Los astronautas suelen ‘crecer’ en microgravedad, por lo que sufren dolores de espalda y tienen dificultades para caber en los trajes espaciales. Una vez de vuelta en la Tierra, son más propensos a padecer hernias discales.

Para combatir estos problemas, un equipo de investigadores del King’s College London (Reino Unido) ha estado probando un traje SkinSuit, y para ello ha empleado un novedoso método de simulación de microgravedad: añadir sales de magnesio a una cama de agua a medio llenar. Su inspiración fue el mar Muerto, donde los bañistas flotan en la superficie debido a su elevada salinidad.

“El alto contenido en sal hace que la flotabilidad aumente —explica el responsable del estudio, David A Green—. Nuestros sujetos no se hunden en la cama, sino que flotan sobre ella aunque solo esté medio llena”.

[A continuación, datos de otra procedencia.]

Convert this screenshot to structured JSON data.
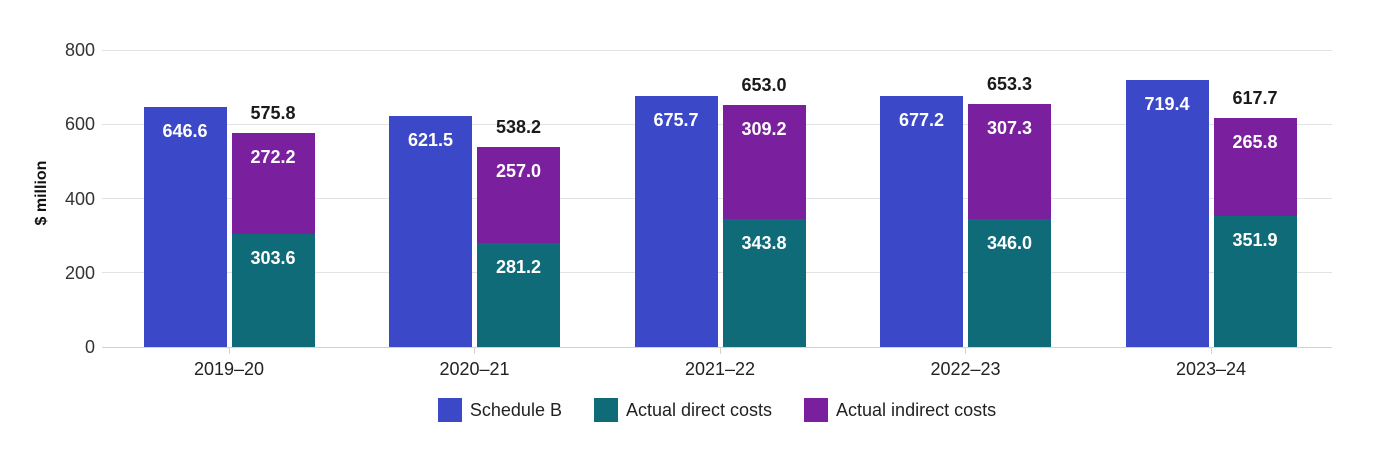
{
  "chart_data": {
    "type": "bar",
    "title": "",
    "xlabel": "",
    "ylabel": "$ million",
    "categories": [
      "2019–20",
      "2020–21",
      "2021–22",
      "2022–23",
      "2023–24"
    ],
    "series": [
      {
        "name": "Schedule B",
        "color": "#3B48C7",
        "role": "standalone-bar",
        "values": [
          646.6,
          621.5,
          675.7,
          677.2,
          719.4
        ],
        "value_labels": [
          "646.6",
          "621.5",
          "675.7",
          "677.2",
          "719.4"
        ]
      },
      {
        "name": "Actual direct costs",
        "color": "#0F6B77",
        "role": "stacked-bar-bottom",
        "values": [
          303.6,
          281.2,
          343.8,
          346.0,
          351.9
        ],
        "value_labels": [
          "303.6",
          "281.2",
          "343.8",
          "346.0",
          "351.9"
        ]
      },
      {
        "name": "Actual indirect costs",
        "color": "#7A1F9E",
        "role": "stacked-bar-top",
        "values": [
          272.2,
          257.0,
          309.2,
          307.3,
          265.8
        ],
        "value_labels": [
          "272.2",
          "257.0",
          "309.2",
          "307.3",
          "265.8"
        ]
      }
    ],
    "stacked_bar_totals": [
      575.8,
      538.2,
      653.0,
      653.3,
      617.7
    ],
    "stacked_bar_total_labels": [
      "575.8",
      "538.2",
      "653.0",
      "653.3",
      "617.7"
    ],
    "y_ticks": [
      0,
      200,
      400,
      600,
      800
    ],
    "ylim": [
      0,
      800
    ],
    "grid": true,
    "legend_position": "bottom",
    "value_label_color_inside_bars": "#FFFFFF",
    "value_label_color_totals": "#1A1A1A"
  }
}
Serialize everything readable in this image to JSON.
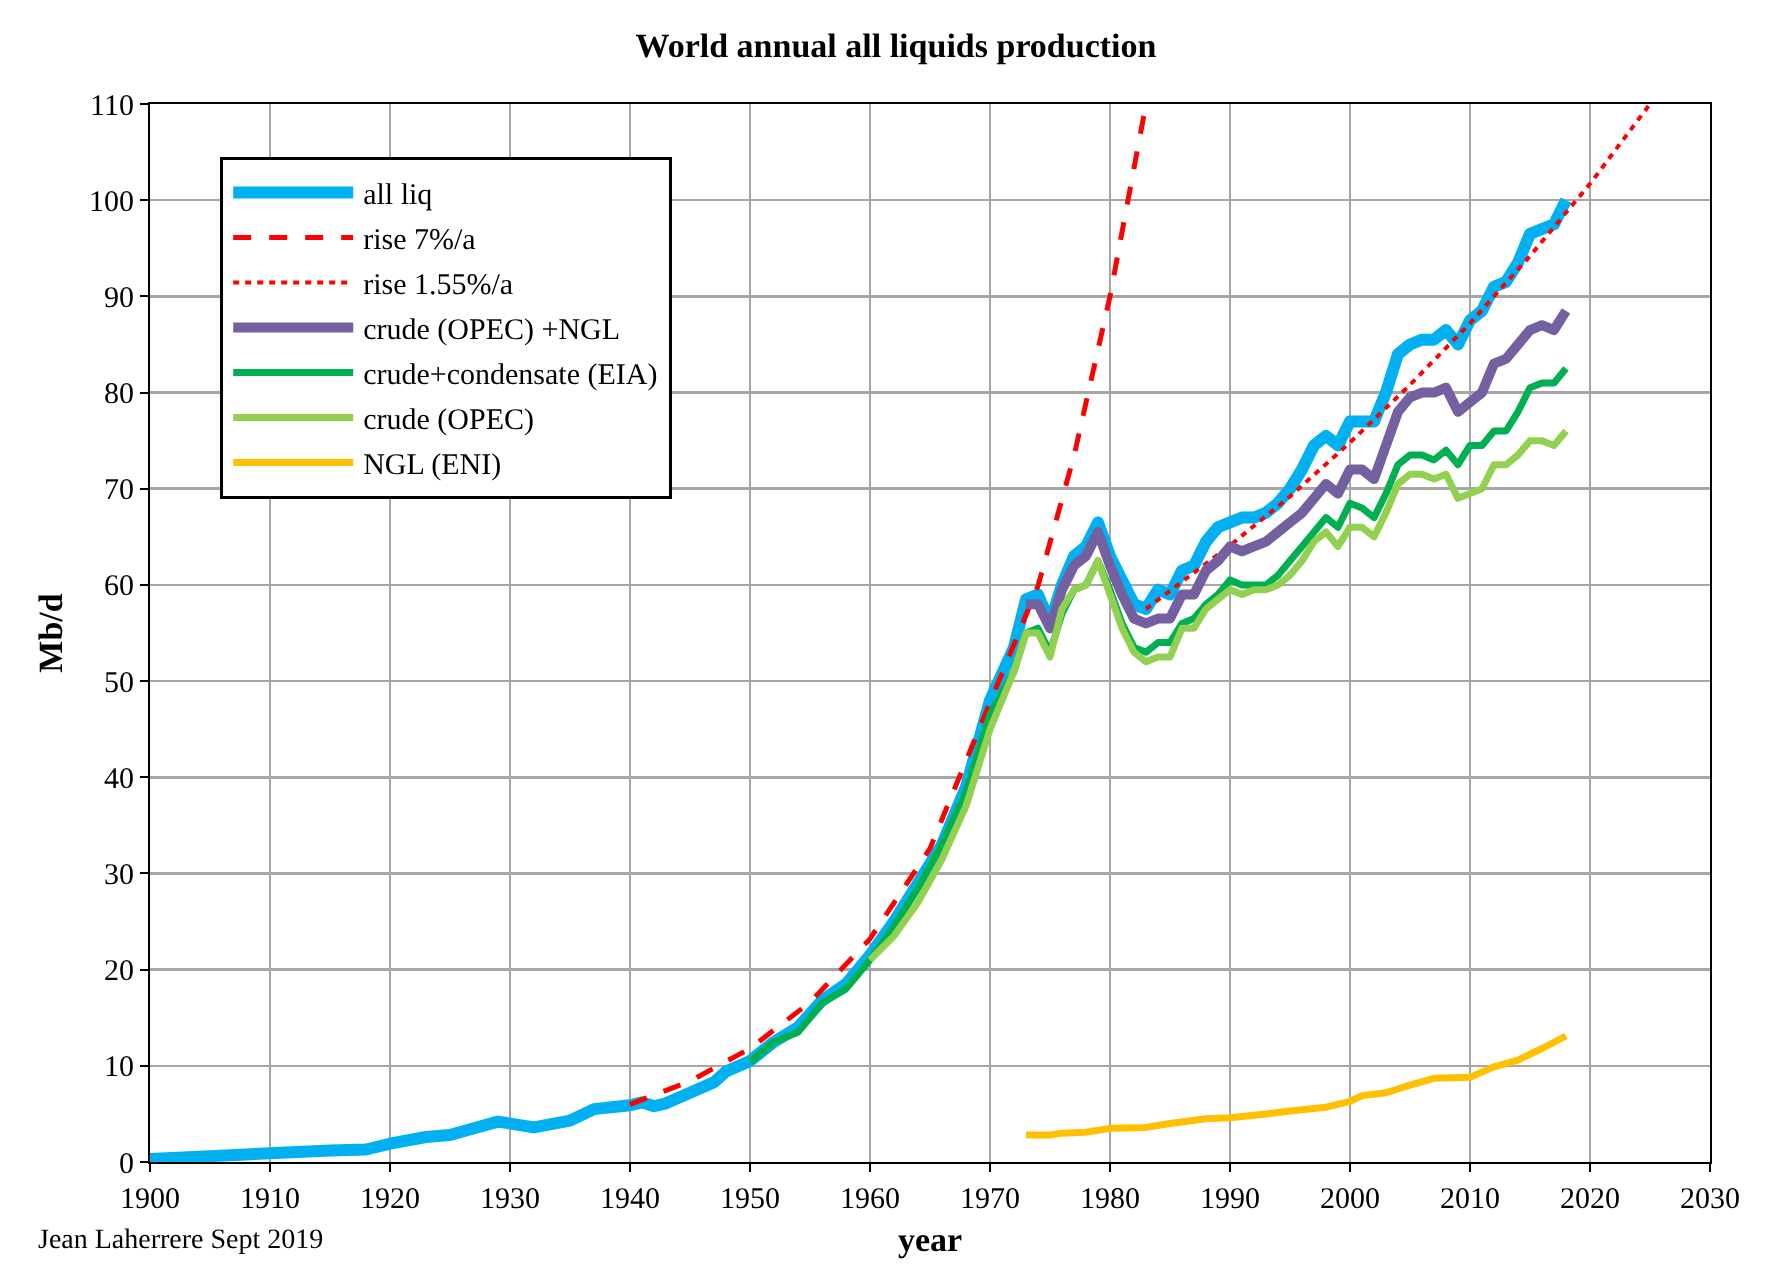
{
  "chart_data": {
    "type": "line",
    "title": "World annual all liquids production",
    "xlabel": "year",
    "ylabel": "Mb/d",
    "xlim": [
      1900,
      2030
    ],
    "xticks": [
      1900,
      1910,
      1920,
      1930,
      1940,
      1950,
      1960,
      1970,
      1980,
      1990,
      2000,
      2010,
      2020,
      2030
    ],
    "ylim": [
      0,
      110
    ],
    "yticks": [
      0,
      10,
      20,
      30,
      40,
      50,
      60,
      70,
      80,
      90,
      100,
      110
    ],
    "grid": true,
    "legend": "top left",
    "marker": "none",
    "line_style": "solid",
    "annotations": [
      "Jean Laherrere Sept 2019"
    ],
    "series": [
      {
        "name": "all liq",
        "color": "#00b0f0",
        "x": [
          1900,
          1905,
          1910,
          1915,
          1918,
          1920,
          1923,
          1925,
          1927,
          1929,
          1932,
          1935,
          1937,
          1940,
          1941,
          1942,
          1943,
          1945,
          1947,
          1948,
          1950,
          1952,
          1954,
          1956,
          1958,
          1960,
          1962,
          1964,
          1966,
          1968,
          1970,
          1972,
          1973,
          1974,
          1975,
          1976,
          1977,
          1978,
          1979,
          1980,
          1981,
          1982,
          1983,
          1984,
          1985,
          1986,
          1987,
          1988,
          1989,
          1990,
          1991,
          1992,
          1993,
          1994,
          1995,
          1996,
          1997,
          1998,
          1999,
          2000,
          2001,
          2002,
          2003,
          2004,
          2005,
          2006,
          2007,
          2008,
          2009,
          2010,
          2011,
          2012,
          2013,
          2014,
          2015,
          2016,
          2017,
          2018
        ],
        "values": [
          0.3,
          0.6,
          0.9,
          1.2,
          1.3,
          1.9,
          2.6,
          2.8,
          3.5,
          4.2,
          3.6,
          4.3,
          5.5,
          5.9,
          6.2,
          5.8,
          6.1,
          7.2,
          8.3,
          9.4,
          10.5,
          12.5,
          14,
          16.8,
          18.5,
          21.5,
          25,
          29,
          33,
          39,
          48,
          53.5,
          58.5,
          59,
          56,
          60,
          63,
          64,
          66.5,
          63,
          60.5,
          58,
          57.5,
          59.5,
          59,
          61.5,
          62,
          64.5,
          66,
          66.5,
          67,
          67,
          67.5,
          68.5,
          70,
          72,
          74.5,
          75.5,
          74.5,
          77,
          77,
          77,
          80,
          84,
          85,
          85.5,
          85.5,
          86.5,
          85,
          87.5,
          88.5,
          91,
          91.5,
          93.5,
          96.5,
          97,
          97.5,
          100
        ]
      },
      {
        "name": "rise 7%/a",
        "color": "#ff0000",
        "line_style": "dashed",
        "x": [
          1940,
          1945,
          1950,
          1955,
          1960,
          1965,
          1974,
          1977,
          1980,
          1983
        ],
        "values": [
          6,
          8.4,
          11.8,
          16.6,
          23.2,
          32.6,
          59.9,
          73.4,
          90,
          110
        ]
      },
      {
        "name": "rise 1.55%/a",
        "color": "#ff0000",
        "line_style": "dotted",
        "x": [
          1983,
          1990,
          1995,
          2000,
          2005,
          2010,
          2015,
          2020,
          2025
        ],
        "values": [
          57.5,
          64.1,
          69.2,
          74.8,
          80.8,
          87.2,
          94.2,
          101.7,
          110
        ]
      },
      {
        "name": "crude (OPEC) +NGL",
        "color": "#7460a0",
        "x": [
          1973,
          1974,
          1975,
          1976,
          1977,
          1978,
          1979,
          1980,
          1981,
          1982,
          1983,
          1984,
          1985,
          1986,
          1987,
          1988,
          1989,
          1990,
          1991,
          1992,
          1993,
          1994,
          1995,
          1996,
          1997,
          1998,
          1999,
          2000,
          2001,
          2002,
          2003,
          2004,
          2005,
          2006,
          2007,
          2008,
          2009,
          2010,
          2011,
          2012,
          2013,
          2014,
          2015,
          2016,
          2017,
          2018
        ],
        "values": [
          58,
          58,
          55.5,
          59.5,
          62,
          63,
          65.5,
          62,
          59,
          56.5,
          56,
          56.5,
          56.5,
          59,
          59,
          61.5,
          62.5,
          64,
          63.5,
          64,
          64.5,
          65.5,
          66.5,
          67.5,
          69,
          70.5,
          69.5,
          72,
          72,
          71,
          74.5,
          78,
          79.5,
          80,
          80,
          80.5,
          78,
          79,
          80,
          83,
          83.5,
          85,
          86.5,
          87,
          86.5,
          88.5
        ]
      },
      {
        "name": "crude+condensate (EIA)",
        "color": "#00b050",
        "x": [
          1950,
          1952,
          1954,
          1956,
          1958,
          1960,
          1962,
          1964,
          1966,
          1968,
          1970,
          1972,
          1973,
          1974,
          1975,
          1976,
          1977,
          1978,
          1979,
          1980,
          1981,
          1982,
          1983,
          1984,
          1985,
          1986,
          1987,
          1988,
          1989,
          1990,
          1991,
          1992,
          1993,
          1994,
          1995,
          1996,
          1997,
          1998,
          1999,
          2000,
          2001,
          2002,
          2003,
          2004,
          2005,
          2006,
          2007,
          2008,
          2009,
          2010,
          2011,
          2012,
          2013,
          2014,
          2015,
          2016,
          2017,
          2018
        ],
        "values": [
          10.4,
          12.5,
          13.5,
          16.5,
          18,
          21,
          24.5,
          28.5,
          33,
          38.5,
          46.5,
          51,
          55,
          55.5,
          53,
          57,
          59.5,
          60,
          62.5,
          59.5,
          56,
          53.5,
          53,
          54,
          54,
          56,
          56.5,
          58,
          59,
          60.5,
          60,
          60,
          60,
          61,
          62.5,
          64,
          65.5,
          67,
          66,
          68.5,
          68,
          67,
          69.5,
          72.5,
          73.5,
          73.5,
          73,
          74,
          72.5,
          74.5,
          74.5,
          76,
          76,
          78,
          80.5,
          81,
          81,
          82.5
        ]
      },
      {
        "name": "crude (OPEC)",
        "color": "#92d050",
        "x": [
          1960,
          1962,
          1964,
          1966,
          1968,
          1970,
          1972,
          1973,
          1974,
          1975,
          1976,
          1977,
          1978,
          1979,
          1980,
          1981,
          1982,
          1983,
          1984,
          1985,
          1986,
          1987,
          1988,
          1989,
          1990,
          1991,
          1992,
          1993,
          1994,
          1995,
          1996,
          1997,
          1998,
          1999,
          2000,
          2001,
          2002,
          2003,
          2004,
          2005,
          2006,
          2007,
          2008,
          2009,
          2010,
          2011,
          2012,
          2013,
          2014,
          2015,
          2016,
          2017,
          2018
        ],
        "values": [
          21,
          23.5,
          27,
          31.5,
          37,
          45,
          51,
          55,
          55,
          52.5,
          57.5,
          59.5,
          60,
          62.5,
          59,
          55.5,
          53,
          52,
          52.5,
          52.5,
          55.5,
          55.5,
          57.5,
          58.5,
          59.5,
          59,
          59.5,
          59.5,
          60,
          61,
          62.5,
          64.5,
          65.5,
          64,
          66,
          66,
          65,
          67.5,
          70.5,
          71.5,
          71.5,
          71,
          71.5,
          69,
          69.5,
          70,
          72.5,
          72.5,
          73.5,
          75,
          75,
          74.5,
          76
        ]
      },
      {
        "name": "NGL (ENI)",
        "color": "#ffc000",
        "x": [
          1973,
          1975,
          1976,
          1978,
          1980,
          1983,
          1985,
          1988,
          1990,
          1993,
          1995,
          1998,
          2000,
          2001,
          2003,
          2005,
          2007,
          2010,
          2012,
          2014,
          2016,
          2018
        ],
        "values": [
          2.8,
          2.8,
          3.0,
          3.1,
          3.5,
          3.6,
          4.0,
          4.5,
          4.6,
          5.0,
          5.3,
          5.7,
          6.3,
          6.9,
          7.2,
          8.0,
          8.7,
          8.8,
          9.9,
          10.6,
          11.8,
          13.1
        ]
      }
    ]
  }
}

“Además, dado que las partes del cuerpo más pesadas, como las caderas, se hunden en la cama en proporción a su masa, el cuerpo queda casi horizontal en estado de relajación plena”.

“Durante los ensayos más prolongados hemos visto aumentos de estatura similares a los experimentados en órbita, lo que sugiere que constituye una representación válida de la microgravedad en lo que a los efectos en la columna se refiere”, añade el investigador Philip Carvil.

“En la Tierra, la gravedad comprime nuestra columna cuando estamos de pie y, cuando nos vamos a la cama, la columna se descarga: es un proceso cíclico normal”.

“Creemos que la posición supina ayuda a que el agua y otras moléculas se desplacen hasta los discos intervertebrales, por lo que por la mañana somos unos 1,5 cm más altos que a última hora de la tarde, cuando la gravedad ya ha oprimido los discos y ha provocado una pérdida de fluido.

“En el espacio no hay carga gravitacional, así que los discos continúan hinchándose, las curvas naturales de la columna se reducen y los ligamentos y músculos de soporte, que no tienen que resistir a la gravedad, se debilitan”.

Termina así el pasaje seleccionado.